En su opinión, muchos procedimientos terminan agravándose porque los retrasos judiciales convierten “situaciones inicialmente asumibles en problemas económicos mucho más complejos para autónomos y pequeñas compañías”.
La saturación de algunos juzgados agrava las diferencias entre territorios
Uno de los aspectos que más preocupa a los expertos es que estas diferencias no dependen de la legislación, que es común en toda España, sino de la carga de trabajo y los recursos disponibles en cada territorio. El Banco Mundial advierte de que algunas ciudades concentran una presión judicial muy superior a otras; en concreto, en grandes polos económicos donde se acumulan litigios mercantiles y procedimientos concursales.

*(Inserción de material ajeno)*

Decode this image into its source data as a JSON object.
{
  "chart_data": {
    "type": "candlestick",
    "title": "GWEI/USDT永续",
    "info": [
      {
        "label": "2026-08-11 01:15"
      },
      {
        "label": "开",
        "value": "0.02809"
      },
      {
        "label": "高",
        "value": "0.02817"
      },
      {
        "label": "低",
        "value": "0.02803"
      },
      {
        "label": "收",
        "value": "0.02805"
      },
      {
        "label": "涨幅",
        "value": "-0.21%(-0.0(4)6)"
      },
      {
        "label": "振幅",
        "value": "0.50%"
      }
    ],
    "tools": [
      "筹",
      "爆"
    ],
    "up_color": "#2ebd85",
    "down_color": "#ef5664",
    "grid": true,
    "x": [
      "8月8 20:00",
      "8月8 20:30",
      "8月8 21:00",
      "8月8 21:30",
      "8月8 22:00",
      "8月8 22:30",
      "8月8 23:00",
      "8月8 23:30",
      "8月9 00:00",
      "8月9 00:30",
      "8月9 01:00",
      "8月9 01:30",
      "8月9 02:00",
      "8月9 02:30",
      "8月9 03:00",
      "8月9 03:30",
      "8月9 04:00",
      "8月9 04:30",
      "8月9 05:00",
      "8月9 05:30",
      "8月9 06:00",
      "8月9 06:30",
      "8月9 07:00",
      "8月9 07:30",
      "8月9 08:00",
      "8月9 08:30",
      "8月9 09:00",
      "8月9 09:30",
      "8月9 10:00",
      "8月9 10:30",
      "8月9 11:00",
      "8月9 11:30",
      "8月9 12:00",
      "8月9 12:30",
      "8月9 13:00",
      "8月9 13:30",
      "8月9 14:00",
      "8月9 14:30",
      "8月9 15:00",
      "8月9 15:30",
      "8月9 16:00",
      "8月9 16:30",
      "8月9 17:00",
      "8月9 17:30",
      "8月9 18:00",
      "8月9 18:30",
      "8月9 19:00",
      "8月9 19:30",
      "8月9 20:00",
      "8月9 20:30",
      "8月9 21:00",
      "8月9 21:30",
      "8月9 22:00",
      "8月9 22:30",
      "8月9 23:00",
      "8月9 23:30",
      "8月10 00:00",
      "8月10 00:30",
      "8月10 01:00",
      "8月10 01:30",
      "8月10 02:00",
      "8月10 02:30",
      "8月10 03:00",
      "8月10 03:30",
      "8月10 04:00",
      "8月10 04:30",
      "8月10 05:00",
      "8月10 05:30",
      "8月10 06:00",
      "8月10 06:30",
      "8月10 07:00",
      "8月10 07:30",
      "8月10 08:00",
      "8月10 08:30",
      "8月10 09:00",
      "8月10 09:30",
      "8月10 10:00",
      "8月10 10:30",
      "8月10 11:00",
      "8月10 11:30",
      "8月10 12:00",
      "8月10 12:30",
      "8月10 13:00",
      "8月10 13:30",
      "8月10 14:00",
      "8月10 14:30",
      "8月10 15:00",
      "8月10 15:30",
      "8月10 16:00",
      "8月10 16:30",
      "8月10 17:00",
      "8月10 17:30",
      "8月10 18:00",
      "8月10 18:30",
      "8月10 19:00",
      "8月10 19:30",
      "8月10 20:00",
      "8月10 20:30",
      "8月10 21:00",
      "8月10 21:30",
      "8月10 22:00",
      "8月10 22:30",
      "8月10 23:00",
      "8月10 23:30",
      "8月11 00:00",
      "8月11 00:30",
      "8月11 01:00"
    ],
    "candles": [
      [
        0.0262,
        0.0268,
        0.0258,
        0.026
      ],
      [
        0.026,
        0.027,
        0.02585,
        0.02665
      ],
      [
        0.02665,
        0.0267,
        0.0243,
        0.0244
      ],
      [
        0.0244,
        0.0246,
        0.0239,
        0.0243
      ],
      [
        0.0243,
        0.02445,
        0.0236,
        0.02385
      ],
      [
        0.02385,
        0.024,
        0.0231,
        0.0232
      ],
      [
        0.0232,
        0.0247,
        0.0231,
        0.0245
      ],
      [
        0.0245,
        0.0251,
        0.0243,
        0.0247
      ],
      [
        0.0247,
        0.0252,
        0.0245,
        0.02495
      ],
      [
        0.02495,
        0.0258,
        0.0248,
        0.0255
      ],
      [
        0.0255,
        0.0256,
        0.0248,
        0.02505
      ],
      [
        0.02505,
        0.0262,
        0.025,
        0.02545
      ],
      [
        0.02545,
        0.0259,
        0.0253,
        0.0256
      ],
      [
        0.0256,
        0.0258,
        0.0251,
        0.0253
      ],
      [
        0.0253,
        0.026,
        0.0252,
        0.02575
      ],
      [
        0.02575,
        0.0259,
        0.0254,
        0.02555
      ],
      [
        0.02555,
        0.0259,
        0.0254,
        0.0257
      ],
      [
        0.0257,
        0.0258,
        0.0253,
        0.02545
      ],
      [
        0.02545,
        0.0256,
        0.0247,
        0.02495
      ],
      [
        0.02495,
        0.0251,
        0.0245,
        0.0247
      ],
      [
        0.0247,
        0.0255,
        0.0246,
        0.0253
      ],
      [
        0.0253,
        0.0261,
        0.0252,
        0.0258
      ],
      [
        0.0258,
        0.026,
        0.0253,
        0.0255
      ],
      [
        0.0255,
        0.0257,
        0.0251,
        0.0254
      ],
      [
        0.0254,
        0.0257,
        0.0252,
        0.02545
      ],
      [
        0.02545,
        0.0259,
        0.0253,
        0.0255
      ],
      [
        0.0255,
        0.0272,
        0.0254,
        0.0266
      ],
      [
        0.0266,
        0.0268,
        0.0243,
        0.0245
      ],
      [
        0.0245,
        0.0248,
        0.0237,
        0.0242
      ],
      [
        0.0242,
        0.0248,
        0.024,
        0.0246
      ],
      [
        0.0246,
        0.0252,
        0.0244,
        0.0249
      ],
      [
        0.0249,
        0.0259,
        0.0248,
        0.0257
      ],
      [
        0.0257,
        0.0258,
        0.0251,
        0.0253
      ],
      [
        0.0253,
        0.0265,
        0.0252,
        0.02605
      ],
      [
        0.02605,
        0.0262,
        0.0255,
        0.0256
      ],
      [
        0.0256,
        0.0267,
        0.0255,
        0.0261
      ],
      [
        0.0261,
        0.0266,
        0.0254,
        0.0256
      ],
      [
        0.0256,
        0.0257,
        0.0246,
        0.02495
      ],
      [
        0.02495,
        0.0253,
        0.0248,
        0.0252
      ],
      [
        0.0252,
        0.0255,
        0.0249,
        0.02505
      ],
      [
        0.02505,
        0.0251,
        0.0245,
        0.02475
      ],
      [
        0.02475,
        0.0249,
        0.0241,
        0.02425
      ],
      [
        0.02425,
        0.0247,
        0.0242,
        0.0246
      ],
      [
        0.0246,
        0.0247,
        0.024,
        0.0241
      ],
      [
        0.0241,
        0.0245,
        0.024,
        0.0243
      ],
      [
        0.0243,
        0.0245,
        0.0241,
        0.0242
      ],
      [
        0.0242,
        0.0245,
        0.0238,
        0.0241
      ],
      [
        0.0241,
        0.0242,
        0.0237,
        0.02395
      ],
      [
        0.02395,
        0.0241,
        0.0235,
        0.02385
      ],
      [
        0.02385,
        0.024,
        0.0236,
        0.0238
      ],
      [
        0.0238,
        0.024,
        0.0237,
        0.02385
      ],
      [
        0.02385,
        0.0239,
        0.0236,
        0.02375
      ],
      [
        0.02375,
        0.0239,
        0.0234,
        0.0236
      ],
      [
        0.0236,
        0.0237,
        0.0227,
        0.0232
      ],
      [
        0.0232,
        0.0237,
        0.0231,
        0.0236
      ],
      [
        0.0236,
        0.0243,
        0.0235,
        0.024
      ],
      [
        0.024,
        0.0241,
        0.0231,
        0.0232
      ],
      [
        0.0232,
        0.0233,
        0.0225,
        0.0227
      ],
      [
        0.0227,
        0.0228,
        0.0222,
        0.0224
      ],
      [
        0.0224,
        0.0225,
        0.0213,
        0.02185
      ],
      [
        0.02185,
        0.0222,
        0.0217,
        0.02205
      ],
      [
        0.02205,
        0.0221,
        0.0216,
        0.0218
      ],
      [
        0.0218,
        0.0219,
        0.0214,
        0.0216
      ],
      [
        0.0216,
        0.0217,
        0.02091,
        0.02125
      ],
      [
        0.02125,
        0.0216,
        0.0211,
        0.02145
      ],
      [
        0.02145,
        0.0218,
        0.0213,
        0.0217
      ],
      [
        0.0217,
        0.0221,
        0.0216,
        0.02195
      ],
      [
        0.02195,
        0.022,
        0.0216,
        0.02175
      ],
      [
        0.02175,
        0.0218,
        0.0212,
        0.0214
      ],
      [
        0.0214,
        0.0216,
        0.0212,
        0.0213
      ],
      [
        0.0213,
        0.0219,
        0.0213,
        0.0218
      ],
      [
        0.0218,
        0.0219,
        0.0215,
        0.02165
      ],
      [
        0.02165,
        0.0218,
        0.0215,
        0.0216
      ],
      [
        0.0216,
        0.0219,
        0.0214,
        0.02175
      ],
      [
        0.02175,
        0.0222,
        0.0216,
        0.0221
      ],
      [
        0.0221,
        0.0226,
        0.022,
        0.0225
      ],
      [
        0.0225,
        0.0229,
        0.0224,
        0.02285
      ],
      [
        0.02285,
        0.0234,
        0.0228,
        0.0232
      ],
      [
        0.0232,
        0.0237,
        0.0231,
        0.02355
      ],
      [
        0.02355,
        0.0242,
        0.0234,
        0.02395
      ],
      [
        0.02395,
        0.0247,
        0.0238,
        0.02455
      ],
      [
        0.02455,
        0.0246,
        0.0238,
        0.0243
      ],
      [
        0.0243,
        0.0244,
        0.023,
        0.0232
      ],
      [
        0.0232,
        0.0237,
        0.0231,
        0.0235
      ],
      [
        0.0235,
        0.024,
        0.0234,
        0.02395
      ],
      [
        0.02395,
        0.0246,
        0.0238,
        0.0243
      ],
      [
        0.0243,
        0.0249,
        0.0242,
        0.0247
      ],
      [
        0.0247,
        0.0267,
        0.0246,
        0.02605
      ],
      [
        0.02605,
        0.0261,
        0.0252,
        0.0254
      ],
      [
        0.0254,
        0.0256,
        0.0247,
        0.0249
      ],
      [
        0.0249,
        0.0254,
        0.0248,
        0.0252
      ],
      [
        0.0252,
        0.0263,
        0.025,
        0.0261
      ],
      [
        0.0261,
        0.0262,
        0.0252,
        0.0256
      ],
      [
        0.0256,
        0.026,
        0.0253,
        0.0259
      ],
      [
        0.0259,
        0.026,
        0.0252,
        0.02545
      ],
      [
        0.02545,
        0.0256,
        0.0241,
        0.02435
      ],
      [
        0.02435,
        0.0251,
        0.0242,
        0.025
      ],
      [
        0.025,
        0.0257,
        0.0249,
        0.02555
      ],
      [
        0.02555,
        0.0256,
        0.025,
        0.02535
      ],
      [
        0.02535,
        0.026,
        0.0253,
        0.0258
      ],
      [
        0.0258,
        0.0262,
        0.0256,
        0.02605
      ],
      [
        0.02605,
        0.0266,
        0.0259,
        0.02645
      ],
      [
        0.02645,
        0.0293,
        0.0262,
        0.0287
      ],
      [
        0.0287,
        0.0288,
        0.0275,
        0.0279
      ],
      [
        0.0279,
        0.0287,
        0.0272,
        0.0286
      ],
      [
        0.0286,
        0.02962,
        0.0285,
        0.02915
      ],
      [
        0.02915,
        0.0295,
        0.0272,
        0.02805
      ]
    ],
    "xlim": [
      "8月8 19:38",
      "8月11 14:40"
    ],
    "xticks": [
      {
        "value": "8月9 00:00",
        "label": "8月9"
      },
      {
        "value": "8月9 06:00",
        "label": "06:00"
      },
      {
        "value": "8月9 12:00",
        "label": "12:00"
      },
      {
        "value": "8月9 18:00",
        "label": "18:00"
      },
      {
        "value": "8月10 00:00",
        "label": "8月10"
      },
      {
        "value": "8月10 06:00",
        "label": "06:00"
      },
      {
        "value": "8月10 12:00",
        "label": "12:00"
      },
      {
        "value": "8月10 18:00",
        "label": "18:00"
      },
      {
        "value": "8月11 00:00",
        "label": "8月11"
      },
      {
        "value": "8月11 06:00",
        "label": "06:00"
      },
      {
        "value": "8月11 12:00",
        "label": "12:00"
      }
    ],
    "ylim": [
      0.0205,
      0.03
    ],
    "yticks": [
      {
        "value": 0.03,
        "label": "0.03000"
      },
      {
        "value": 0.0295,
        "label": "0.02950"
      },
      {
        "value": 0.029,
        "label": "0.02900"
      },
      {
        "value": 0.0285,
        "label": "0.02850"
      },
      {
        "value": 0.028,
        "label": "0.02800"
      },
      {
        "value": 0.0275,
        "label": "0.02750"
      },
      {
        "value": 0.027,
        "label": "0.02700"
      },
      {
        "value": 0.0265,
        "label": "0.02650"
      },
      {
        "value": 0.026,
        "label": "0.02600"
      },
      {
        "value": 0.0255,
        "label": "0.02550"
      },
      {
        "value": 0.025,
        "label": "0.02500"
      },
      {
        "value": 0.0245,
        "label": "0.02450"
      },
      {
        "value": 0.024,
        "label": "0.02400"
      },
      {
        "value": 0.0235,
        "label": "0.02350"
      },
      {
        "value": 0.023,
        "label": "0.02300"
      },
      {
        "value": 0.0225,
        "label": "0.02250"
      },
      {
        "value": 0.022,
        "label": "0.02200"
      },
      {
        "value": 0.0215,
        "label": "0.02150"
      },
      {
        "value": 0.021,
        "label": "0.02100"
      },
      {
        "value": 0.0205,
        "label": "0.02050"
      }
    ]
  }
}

Según apunto, con criterio certero, Mariano González, “hay provincias con juzgados mucho más saturados, mayor volumen, menos personal, menor especialización y una digitalización menos eficaz”. A su juicio, esta situación provoca que procedimientos similares “tengan duraciones muy distintas según dónde y cuándo se tramiten”; algo que termina generando una clara desigualdad entre negocios que operan bajo la misma normativa.

El experto explicó además que territorios como Madrid, Barcelona o Valencia soportan una presión más elevada que el resto, debido a su mayor actividad económica y empresarial. Cuando esa carga no va acompañada de más funcionarios, medios tecnológicos o refuerzos organizativos, los retrasos acaban acumulándose durante meses o incluso años.
A juicio del socio de Falcón Abogados, esta situación provoca incluso diferencias competitivas entre empresas dependiendo del lugar donde litigan. “Una pyme puede estar en mejor posición que otra no por la ley, sino por el juzgado en el que solicite su amparo”, afirmó el letrado, que considera innecesariamente perjudicial esta desigualdad “para autónomos y pymes con menos capacidad financiera para soportar procedimientos largos”.
Muchos pequeños negocios terminan endeudándose mientras esperan sentencia
La lentitud de determinados procedimientos judiciales tiene además consecuencias directas sobre la actividad diaria de los negocios afectados. En muchos casos, las empresas deben seguir afrontando pagos corrientes mientras esperan una resolución judicial sobre cantidades pendientes de cobro o conflictos comerciales que afectan directamente a su actividad.
Mariano González advirtió de que estas demoras pueden traducirse en “retrasos en pagos a proveedores, dificultades para abonar nóminas, imposibilidad de crecimiento, necesidad de endeudarse para cubrir circulante e incluso pérdida de clientes o proyectos”. El problema se agrava todavía más cuando el deudor empeora su situación económica durante el proceso y la sentencia llega demasiado tarde para recuperar el dinero reclamado.
“Para un autónomo o una pequeña empresa, la diferencia entre resolver un asunto de forma ágil o con un retraso de años puede ser la diferencia entre superar un problema puntual o acabar en concurso de acreedores”, resumió el socio de reestructuraciones de Falcón Abogados.